J’ai eu la chance de reprendre la direction d’une entreprise qui avait déjà des valeurs fortes et humanistes (NDRL : créée par sa mère, Marie de la Forest, en 1999 ), que je m’efforce de conserver et qui créent une identité forte. Nous faisons tout pour respecter nos salariés et ils nous le rendent bien.
Comment luttez-vous contre l’isolement, voire l’adversité, que connaissent beaucoup de chefs d’entreprise ?
En externe, il faut bien être conscient que nous bénéficions de très peu d’aides ou de soutien. Et celles qui existent sont très compliqués à trouver… Les meilleurs soutiens sont à trouver en interne. Cela signifie de pouvoir s’appuyer sur des gens de qualité et compétents, d’apprendre à déléguer, à faire monter en compétences ses salariés mais aussi de savoir trouver ses limites en tant que patron. Un mauvais climat en interne ne peut qu’accentuer le sentiment de solitude du chef d’entreprise.
Par ailleurs, je fais également partie du CJD (Centre des Jeunes Dirigeants) depuis un an où règne une vraie solidarité. Mais faire partie d’un réseau prend du temps. Or 90% des chefs d’entreprise se plaignent d’en manquer déjà cruellement…
En terme de conciliation vie privée / vie pro, cela n’a pas l’air très facile (beaucoup de déplacements, journées qui se finissent très tardivement…)
Etre chef d’entreprise implique effectivement beaucoup de sacrifices. Lorsque j’ai pris la direction de l’entreprise, les 7-8 premiers mois, j’ai travaillé 7 jours sur 7 mais je me suis rendu compte que je n’allais pas pouvoir tenir indéfiniment ce rythme. Or un chef d’entreprise a le devoir d’être tout le temps à la hauteur. J’ai décidé de ré-aménager mon temps de travail, en réservant certains moments de la semaine à ma vie familiale.
Etre installé dans une région rurale, est-ce plutôt une force ou une faiblesse ?

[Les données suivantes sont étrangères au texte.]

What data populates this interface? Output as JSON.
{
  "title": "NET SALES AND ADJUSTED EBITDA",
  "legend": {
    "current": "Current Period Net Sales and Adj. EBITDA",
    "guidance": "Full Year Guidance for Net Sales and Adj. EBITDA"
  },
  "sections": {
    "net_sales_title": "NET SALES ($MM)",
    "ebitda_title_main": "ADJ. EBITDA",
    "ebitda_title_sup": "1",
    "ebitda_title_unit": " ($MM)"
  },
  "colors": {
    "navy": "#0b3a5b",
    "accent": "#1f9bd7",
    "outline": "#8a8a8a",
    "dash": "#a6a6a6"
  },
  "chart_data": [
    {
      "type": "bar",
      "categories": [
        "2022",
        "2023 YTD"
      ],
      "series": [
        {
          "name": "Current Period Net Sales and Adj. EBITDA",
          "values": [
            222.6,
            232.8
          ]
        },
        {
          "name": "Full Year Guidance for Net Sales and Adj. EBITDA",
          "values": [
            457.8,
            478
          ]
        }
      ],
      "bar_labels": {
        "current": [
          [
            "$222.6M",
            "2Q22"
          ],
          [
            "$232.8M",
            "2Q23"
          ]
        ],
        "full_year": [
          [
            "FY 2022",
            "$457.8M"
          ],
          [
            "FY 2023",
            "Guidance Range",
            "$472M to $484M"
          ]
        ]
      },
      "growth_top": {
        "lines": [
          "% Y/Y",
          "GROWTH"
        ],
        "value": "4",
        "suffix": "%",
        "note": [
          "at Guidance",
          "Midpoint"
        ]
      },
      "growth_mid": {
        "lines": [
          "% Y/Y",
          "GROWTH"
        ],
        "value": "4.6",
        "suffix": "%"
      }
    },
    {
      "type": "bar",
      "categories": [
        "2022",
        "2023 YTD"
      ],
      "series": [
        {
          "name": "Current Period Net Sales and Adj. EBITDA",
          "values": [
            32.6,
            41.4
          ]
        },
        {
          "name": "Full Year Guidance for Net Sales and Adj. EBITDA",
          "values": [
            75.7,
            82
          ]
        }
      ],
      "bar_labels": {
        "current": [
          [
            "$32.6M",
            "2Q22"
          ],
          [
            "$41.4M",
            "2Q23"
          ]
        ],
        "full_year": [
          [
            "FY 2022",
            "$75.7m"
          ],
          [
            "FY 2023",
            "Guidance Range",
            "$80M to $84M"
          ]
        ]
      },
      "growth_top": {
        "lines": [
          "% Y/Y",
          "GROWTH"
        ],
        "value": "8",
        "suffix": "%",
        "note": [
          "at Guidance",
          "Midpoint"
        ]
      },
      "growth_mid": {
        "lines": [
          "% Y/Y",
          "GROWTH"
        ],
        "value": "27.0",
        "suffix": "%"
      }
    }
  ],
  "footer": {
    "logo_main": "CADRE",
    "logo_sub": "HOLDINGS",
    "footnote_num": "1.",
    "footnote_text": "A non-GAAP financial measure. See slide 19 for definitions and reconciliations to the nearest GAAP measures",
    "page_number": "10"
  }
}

Il y a 4-5 ans, je vous aurais répondu que cela était plutôt un frein car le milieu des médias dans lequel nous exerçons restait très parisien, avec une grande importance accordée à l’image et à la représentation, sans oublier des difficultés à recruter. Mais depuis la crise, cela constitue plutôt un atout. Déjà, il est devenu plus facile de recruter car avec la crise, l’envie de quitter Paris touche tous les âges. D’autre part, cela nous permet de travailler dans un environnement privilégié en terme de qualité de vie. Nous nous efforçons au quotidien de faire vivre notre promesse « Gagner moins, peut-être, mais vivre mieux »
Et comme Julien Leclercq n’évolue pas dans le milieu des médias pour rien, vous pouvez le retrouver sur Twitter, sur son blog ou encore sur la page FB de son livre !
Vos questions, réactions, commentaires sont les bienvenus !
Merci pour ce témoignage… » Patronne » de PME sur l’agenais depuis 16 ans , j’aurai pu moi même écrire ce livre. C’est vraiment notre quotidien, à la fois passionnant, parfois jubilatoire… mais également éreintant, stressant…
Il faut vraiment y croire, se battre au quotidien. Certains jours je doute, j’ai envie d’une vie « pépère » salariée 35h, mais le lendemain de nouveau je suis pleine d’entrain et de projets. N’est-ce pas cela le plus important? avec une certaine fierté de créer des emplois dans ma région.